下を向いたセクァヌの身体が震えていた。それが涙を堪えているということなのだと、アレクシードにはすぐわかった。
「子供でいられるのは短いんだ。そんなこと気にせず子供でいればいい。オレはゆっくり待っている、お嬢ちゃんが大人になるのを。」
そっとセクァヌのあごに手を添え、上を向けさせて彼女を見つめる。
「アレク・・・」
「お嬢ちゃんはそうさせるだけの価値のある素敵な女の子だ。・・・だけど、そうだな・・・・そう思ってくれてるんなら、早く成長してくれ。」
「・・・早く成長って・・・・いったいどっちなの、アレク?」
え?といった表情をしてセクァヌは聞く。
「いや、そうは言ってもやっぱり男としては、早く大人になってほしいと言うのが本音なのかもしれん・・・。」
『正直すぎだぞ、アレク!』アレクシードの頭の中で誰かのあきれ返ったような声が響き、しまった言い過ぎたか?とぎくっとしていたアレクシードの耳に、セクァヌの答えが響いた。
「はい。」
「は?」
アレクシードは自分の耳を疑った。
「私、早く大人になるから・・アレクに似合う女の子になるから・・・だから、待ってて。他の女の人のところへなんか行かないで。」
「お嬢ちゃん・・・・」
セクァヌの答えにアレクシードはあっけに取られていた。
果たして今自分が言ったことの意味をセクァヌは分かっているのだろうか、どれほど理解してるのだろうか・・・とつい考えてしまうアレクシード。

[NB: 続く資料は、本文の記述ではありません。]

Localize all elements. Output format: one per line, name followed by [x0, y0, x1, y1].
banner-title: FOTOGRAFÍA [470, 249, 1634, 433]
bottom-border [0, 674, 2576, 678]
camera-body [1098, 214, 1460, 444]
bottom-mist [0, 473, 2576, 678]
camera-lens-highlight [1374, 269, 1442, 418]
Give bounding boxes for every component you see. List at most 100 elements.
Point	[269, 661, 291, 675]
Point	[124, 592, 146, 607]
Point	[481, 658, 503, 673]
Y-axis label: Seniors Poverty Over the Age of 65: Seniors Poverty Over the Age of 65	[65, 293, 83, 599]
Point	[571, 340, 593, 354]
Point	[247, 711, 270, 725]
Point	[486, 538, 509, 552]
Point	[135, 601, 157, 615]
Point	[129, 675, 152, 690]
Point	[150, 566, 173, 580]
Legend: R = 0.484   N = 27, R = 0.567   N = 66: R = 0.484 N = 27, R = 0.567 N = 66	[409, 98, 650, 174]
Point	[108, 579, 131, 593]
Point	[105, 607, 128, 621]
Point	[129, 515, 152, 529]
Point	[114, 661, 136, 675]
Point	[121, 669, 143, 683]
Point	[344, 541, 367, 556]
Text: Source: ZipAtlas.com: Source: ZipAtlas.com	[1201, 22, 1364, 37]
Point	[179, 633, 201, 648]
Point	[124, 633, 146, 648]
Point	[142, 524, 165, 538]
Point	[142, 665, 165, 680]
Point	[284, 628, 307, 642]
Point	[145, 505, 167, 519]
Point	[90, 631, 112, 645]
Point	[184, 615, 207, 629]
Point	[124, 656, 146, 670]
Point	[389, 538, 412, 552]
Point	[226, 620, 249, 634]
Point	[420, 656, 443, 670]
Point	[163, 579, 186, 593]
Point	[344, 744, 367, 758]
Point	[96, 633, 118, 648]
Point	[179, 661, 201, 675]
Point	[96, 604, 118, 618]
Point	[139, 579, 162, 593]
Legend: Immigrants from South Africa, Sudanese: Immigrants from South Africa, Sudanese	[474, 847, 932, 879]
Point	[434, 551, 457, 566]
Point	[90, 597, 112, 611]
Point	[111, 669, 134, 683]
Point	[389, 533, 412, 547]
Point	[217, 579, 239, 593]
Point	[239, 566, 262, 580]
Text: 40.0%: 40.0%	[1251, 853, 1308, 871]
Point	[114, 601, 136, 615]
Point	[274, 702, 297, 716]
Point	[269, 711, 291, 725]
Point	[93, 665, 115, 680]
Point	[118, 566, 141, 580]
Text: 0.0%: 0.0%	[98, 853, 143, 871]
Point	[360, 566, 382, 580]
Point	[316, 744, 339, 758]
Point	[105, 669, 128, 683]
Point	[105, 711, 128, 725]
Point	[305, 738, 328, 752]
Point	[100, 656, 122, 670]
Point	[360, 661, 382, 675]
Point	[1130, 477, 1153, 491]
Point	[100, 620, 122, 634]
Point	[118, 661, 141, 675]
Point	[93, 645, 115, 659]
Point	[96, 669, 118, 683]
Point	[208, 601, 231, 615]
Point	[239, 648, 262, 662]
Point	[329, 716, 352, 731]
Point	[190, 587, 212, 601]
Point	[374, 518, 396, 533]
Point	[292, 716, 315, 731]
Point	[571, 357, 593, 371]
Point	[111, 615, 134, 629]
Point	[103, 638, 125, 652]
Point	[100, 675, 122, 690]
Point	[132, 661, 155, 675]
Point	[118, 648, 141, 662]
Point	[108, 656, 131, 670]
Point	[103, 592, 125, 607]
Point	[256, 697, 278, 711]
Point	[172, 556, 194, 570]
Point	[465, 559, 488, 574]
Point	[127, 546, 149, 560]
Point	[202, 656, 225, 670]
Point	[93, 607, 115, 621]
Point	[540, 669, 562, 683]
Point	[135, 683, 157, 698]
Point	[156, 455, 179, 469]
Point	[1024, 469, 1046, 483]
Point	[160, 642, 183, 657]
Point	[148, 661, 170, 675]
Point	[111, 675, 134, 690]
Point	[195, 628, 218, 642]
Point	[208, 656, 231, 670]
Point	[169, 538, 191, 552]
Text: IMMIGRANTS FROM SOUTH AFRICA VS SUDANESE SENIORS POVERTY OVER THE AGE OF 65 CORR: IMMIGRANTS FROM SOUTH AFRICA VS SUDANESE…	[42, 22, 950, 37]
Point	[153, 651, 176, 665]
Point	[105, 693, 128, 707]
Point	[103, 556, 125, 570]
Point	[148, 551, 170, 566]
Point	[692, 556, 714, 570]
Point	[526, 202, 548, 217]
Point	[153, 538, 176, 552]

そして驚いたようなアレクシードと目を合わせ、その時になってセクァヌは自分の答えが何を意味していたのか気づき、一気に真っ赤になってうつむく。
「お嬢ちゃん・・・」
たまらなく愛しく思え、アレクシードは抱きしめようと腕を伸ばす。
アレクの・・」
「ん?」
「アレクの意地悪ッ!」
恥ずかしさに居たたまれなくなったセクァヌは、そんなアレクシードの腕を払うとそこから飛び下りて駈けて行った。

「うう〜〜ん・・・一応丸く収まった・・というのか?」
頭をかきつつ、アレクシードはセクァヌの走っていった方向へとゆっくりと歩を進めた。